Mormons expect more of the same with a new church leader

'I can’t imagine at all anything crazy happening with the switch of a new prophet, just like there hasn’t been in the past,' said Al Carraway, a popular Mormon blogger.

A gold-leaf statue depicting the ancient Mormon prophet, Moroni, is prepared for placement on one of the spires of the new Mormon temple in Rome on March 25, 2017.  Photo courtesy of Claudio Falanga/Intellectual Reserve Inc.

(RNS) — With the recent death of its prophet and president Thomas S. Monson, The Church of Jesus Christ of Latter-day Saints will name a new “prophet, seer and revelator.”

But scholars and church members don’t expect a new direction for the church with a new president — universally expected to be Russell M. Nelson, most senior member of the church’s leadership council, called the Quorum of the Twelve Apostles.

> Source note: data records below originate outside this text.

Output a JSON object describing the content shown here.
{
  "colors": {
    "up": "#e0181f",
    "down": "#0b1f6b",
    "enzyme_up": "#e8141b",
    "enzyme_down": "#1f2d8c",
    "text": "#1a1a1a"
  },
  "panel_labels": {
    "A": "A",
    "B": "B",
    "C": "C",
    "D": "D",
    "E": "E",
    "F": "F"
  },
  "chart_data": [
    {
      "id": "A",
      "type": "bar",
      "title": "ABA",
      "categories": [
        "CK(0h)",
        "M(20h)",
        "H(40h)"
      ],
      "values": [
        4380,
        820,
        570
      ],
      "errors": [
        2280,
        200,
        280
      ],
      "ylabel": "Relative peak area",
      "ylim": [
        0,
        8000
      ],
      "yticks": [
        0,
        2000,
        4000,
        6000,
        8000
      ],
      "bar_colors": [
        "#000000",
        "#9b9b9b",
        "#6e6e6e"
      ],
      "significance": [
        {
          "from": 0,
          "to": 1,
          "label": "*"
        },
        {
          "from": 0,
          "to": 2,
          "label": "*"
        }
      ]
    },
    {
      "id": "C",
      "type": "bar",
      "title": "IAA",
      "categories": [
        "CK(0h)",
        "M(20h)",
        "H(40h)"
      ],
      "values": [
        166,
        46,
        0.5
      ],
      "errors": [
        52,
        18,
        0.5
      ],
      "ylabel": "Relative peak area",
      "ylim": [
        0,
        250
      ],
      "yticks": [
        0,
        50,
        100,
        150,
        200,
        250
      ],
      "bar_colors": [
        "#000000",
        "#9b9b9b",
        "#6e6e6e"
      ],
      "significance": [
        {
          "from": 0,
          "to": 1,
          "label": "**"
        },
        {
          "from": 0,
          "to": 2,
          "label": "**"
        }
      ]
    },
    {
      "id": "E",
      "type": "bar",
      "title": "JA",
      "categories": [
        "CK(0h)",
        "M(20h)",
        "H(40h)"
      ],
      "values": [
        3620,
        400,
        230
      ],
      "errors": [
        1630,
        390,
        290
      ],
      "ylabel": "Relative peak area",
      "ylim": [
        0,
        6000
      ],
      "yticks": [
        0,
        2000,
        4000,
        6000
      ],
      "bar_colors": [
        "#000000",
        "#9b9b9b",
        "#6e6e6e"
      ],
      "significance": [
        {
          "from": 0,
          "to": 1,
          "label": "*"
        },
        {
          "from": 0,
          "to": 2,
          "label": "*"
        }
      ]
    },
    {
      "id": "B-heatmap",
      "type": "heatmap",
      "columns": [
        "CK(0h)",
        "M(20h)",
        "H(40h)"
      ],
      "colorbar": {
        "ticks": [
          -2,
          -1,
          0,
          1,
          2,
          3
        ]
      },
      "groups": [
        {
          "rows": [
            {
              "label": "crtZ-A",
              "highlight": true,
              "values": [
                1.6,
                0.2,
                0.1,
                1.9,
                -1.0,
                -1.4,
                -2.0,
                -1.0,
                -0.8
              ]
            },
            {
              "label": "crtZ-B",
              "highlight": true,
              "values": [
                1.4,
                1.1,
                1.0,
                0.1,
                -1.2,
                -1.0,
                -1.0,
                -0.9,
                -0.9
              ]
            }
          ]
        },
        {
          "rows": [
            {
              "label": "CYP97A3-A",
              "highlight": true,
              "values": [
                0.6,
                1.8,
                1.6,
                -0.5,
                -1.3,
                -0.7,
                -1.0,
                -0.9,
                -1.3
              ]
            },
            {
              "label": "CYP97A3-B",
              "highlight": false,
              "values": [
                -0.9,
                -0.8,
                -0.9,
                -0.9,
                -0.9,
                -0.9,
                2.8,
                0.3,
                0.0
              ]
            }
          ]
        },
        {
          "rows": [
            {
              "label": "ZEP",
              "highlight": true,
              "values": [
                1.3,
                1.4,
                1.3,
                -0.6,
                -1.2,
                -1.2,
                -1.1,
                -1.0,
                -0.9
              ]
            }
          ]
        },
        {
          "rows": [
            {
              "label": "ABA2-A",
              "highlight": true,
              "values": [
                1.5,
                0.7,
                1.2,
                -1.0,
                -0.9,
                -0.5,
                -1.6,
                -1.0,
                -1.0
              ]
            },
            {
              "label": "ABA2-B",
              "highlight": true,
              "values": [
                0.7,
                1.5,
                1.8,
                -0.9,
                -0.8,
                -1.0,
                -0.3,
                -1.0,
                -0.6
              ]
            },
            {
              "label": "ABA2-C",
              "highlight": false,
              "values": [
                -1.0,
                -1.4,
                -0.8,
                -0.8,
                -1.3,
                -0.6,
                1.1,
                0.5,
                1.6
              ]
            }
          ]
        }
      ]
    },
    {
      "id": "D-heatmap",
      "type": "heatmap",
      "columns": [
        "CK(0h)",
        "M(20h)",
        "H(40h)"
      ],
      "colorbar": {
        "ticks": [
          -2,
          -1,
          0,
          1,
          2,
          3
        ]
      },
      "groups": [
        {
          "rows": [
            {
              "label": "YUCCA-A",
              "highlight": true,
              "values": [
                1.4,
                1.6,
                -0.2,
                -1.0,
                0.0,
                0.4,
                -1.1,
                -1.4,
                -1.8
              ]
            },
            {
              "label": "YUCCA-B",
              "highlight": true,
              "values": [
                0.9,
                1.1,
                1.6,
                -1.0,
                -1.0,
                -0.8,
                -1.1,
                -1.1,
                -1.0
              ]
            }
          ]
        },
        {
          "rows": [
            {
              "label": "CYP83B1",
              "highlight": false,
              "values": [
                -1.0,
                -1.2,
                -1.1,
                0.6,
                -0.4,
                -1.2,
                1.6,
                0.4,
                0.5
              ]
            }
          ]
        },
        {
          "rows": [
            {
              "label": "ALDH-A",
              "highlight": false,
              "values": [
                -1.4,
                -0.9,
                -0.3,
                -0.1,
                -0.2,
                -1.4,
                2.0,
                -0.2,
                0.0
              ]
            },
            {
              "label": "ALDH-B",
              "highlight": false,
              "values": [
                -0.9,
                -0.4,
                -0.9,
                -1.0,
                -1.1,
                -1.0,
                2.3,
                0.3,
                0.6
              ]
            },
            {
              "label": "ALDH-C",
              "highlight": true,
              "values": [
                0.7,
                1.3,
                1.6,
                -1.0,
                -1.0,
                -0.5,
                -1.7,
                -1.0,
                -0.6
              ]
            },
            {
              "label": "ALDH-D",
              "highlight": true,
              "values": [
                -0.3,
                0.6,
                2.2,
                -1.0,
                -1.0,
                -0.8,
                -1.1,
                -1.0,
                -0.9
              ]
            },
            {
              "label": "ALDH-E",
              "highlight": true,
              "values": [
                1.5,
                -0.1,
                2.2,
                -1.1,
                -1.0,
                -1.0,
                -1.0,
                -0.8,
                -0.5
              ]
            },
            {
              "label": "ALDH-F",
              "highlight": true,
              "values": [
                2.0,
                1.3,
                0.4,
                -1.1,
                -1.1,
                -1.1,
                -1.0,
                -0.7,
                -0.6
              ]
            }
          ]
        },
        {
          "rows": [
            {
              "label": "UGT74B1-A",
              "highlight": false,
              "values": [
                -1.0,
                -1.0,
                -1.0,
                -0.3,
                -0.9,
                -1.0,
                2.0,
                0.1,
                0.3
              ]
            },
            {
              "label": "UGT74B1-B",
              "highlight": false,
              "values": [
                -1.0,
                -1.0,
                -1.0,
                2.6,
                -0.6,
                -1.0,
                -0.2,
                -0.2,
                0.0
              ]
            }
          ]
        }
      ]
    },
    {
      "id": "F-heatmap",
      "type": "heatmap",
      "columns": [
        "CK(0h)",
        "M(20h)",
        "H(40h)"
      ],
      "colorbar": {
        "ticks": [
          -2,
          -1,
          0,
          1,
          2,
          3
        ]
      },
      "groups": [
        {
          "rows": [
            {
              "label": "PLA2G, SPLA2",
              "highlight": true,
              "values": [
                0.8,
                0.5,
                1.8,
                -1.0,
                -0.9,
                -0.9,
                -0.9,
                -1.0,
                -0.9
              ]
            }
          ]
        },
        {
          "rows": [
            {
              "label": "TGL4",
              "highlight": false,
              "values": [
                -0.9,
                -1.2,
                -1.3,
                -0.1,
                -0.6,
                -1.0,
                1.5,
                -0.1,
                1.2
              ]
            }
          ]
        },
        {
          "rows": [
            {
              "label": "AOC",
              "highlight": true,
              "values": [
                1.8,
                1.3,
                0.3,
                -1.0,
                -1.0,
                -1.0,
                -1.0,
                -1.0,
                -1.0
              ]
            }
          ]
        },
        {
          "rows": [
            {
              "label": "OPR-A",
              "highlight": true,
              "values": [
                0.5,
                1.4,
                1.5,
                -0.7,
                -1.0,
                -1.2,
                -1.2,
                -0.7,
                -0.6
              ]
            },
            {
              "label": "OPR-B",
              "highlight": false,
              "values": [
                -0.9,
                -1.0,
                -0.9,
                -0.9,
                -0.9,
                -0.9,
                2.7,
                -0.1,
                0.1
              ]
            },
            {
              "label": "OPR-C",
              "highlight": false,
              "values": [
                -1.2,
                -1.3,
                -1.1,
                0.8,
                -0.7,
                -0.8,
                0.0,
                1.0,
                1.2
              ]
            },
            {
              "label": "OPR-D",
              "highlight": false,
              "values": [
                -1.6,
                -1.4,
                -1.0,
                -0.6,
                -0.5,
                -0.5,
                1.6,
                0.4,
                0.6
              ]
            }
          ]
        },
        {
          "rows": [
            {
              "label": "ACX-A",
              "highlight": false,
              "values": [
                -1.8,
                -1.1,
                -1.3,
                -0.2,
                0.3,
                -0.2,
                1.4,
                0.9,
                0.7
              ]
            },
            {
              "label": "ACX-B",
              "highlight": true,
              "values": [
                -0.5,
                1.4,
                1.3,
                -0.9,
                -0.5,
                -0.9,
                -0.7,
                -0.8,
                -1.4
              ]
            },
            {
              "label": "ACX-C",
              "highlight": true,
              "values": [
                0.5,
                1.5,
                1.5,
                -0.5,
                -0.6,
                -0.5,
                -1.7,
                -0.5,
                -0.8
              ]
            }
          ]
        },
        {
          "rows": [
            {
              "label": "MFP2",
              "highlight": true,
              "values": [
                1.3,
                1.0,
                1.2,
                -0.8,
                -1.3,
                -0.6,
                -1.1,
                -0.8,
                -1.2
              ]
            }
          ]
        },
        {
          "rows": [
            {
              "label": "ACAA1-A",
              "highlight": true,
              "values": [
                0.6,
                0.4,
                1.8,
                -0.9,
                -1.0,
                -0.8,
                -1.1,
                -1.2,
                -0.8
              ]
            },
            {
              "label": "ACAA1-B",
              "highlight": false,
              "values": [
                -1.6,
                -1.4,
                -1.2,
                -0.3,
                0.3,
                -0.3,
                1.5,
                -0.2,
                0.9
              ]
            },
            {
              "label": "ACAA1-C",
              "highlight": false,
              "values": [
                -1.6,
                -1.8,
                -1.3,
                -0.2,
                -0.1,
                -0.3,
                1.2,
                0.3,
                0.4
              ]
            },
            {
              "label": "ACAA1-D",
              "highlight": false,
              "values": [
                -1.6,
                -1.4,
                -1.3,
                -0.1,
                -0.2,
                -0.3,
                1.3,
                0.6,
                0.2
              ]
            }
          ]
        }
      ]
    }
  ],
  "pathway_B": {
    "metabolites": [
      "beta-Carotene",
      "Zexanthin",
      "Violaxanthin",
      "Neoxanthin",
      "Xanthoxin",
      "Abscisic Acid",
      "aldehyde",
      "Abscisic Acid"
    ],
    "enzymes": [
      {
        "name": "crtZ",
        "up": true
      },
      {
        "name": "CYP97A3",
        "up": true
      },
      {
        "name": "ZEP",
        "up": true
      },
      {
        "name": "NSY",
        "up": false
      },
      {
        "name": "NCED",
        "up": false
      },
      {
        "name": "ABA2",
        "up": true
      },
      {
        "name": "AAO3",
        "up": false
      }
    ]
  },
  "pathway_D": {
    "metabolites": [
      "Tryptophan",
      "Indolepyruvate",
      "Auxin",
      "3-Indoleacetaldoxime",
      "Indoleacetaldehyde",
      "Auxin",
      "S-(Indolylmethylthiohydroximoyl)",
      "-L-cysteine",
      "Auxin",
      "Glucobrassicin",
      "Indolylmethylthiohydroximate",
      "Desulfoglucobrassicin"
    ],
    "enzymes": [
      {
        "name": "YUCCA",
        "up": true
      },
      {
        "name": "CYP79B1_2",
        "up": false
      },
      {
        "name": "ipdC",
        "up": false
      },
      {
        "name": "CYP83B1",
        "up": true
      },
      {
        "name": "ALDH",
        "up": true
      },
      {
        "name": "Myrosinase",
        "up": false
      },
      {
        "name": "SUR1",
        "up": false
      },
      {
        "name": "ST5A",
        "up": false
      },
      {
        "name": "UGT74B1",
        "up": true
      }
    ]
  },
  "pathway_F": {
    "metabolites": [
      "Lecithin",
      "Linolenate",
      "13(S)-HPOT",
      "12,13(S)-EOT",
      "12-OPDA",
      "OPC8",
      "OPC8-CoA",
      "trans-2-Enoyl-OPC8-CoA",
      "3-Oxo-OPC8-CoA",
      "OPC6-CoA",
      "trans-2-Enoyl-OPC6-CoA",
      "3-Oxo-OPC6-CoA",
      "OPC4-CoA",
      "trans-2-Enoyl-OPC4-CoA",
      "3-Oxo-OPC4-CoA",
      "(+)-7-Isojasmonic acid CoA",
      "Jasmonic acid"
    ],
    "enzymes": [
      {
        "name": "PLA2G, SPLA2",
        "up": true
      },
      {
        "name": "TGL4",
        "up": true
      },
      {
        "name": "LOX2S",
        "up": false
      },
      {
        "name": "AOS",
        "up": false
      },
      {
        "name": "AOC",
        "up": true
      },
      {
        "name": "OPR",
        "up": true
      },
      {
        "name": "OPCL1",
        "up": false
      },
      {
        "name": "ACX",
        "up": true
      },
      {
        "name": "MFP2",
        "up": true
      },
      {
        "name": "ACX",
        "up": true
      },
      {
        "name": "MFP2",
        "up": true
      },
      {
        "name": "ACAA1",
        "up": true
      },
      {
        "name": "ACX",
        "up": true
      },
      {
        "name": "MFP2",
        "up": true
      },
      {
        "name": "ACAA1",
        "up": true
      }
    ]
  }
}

That’s the “temperament” of the 16 million-member church, popularly known as the Mormons, according to Max Perry Mueller, author of “Race and the Making of the Mormon People” and an assistant professor at the University of Nebraska-Lincoln.


“We can expect much more continuity than change,” Mueller said.

The tremors felt in the Roman Catholic Church when Pope Francis succeeded Pope Emeritus Benedict XVI just aren’t familiar to Mormons in their anticipation of a new prophet.

For their church, “stability and continuity are the order of the day,” said Steve Evans, a blogger for popular Mormon website By Common Consent.

Mormons believe their leaders are chosen by revelation to the Quorum of the Twelve Apostles, according to Kathleen Flake, a professor of Mormon studies at the University of Virginia.

Doctrinally, that means they can choose anyone to be president, Flake said. Traditionally, it’s always been the head of that Quorum.

“Whatever the Mormons may lose in charisma and dynamism in the appointment of new leadership, they gain in stability,” she said.

For Al Carraway, a popular Mormon blogger and author of “More Than the Tattooed Mormon,” this is the first transition in church leadership since she joined as an adult.


“I can’t imagine at all anything crazy happening with the switch of a new prophet, just like there hasn’t been in the past. Though we definitely all expect it to be President Russell Nelson, there is a chance it could be someone else,” Carraway said.

Russell M. Nelson, president of the Quorum of the Twelve Apostles of The Church of Jesus Christ of Latter-day Saints, looks on before the start of the two-day Mormon church conference in Salt Lake City on Sept. 30, 2017. (AP Photo/Rick Bowmer, File)

Nelson, the longest-serving member of the Quorum of the Twelve Apostles, is expected to become president of the church sometime after the funeral for Monson, set for Jan. 12, in Salt Lake City, according to the church website.

Monson, who was 90 when he died, and Nelson, who is 93, come from the same generation, Flake noted.

In fact, all in the Quorum are older white men from North America, with the exception of Dieter F. Uchtdorf, who was born in Czechoslovakia and lived in Germany until he became an apostle, according to the church website. They are “men who grew up in a church that was politically and socially very conservative and especially around questions of gender,” Mueller said.

And that Quorum traditionally has worked hard to reach genuine consensus, Flake said.

Nelson, a surgeon, was spokesman for a while on the church’s largely anti-abortion views. He has also strongly backed the church’s opposition to same-sex marriage and espoused “nothing that would mark him as a crusader in any standout respect,” according to Evans, of By Common Consent.

But change still may come, even if not from the president.

What will be more interesting to watch than the leadership transition, historian Mueller said, is who Nelson will name as his counselors and who will take his place in the Quorum: Will the church bring in someone younger? Someone more representative of the growing global population of the church?


What Evans hopes to see moving forward is a “hard look at the questions of our day: wealth inequality among the membership, climate change, the rise of nationalism, and loving without conditions.”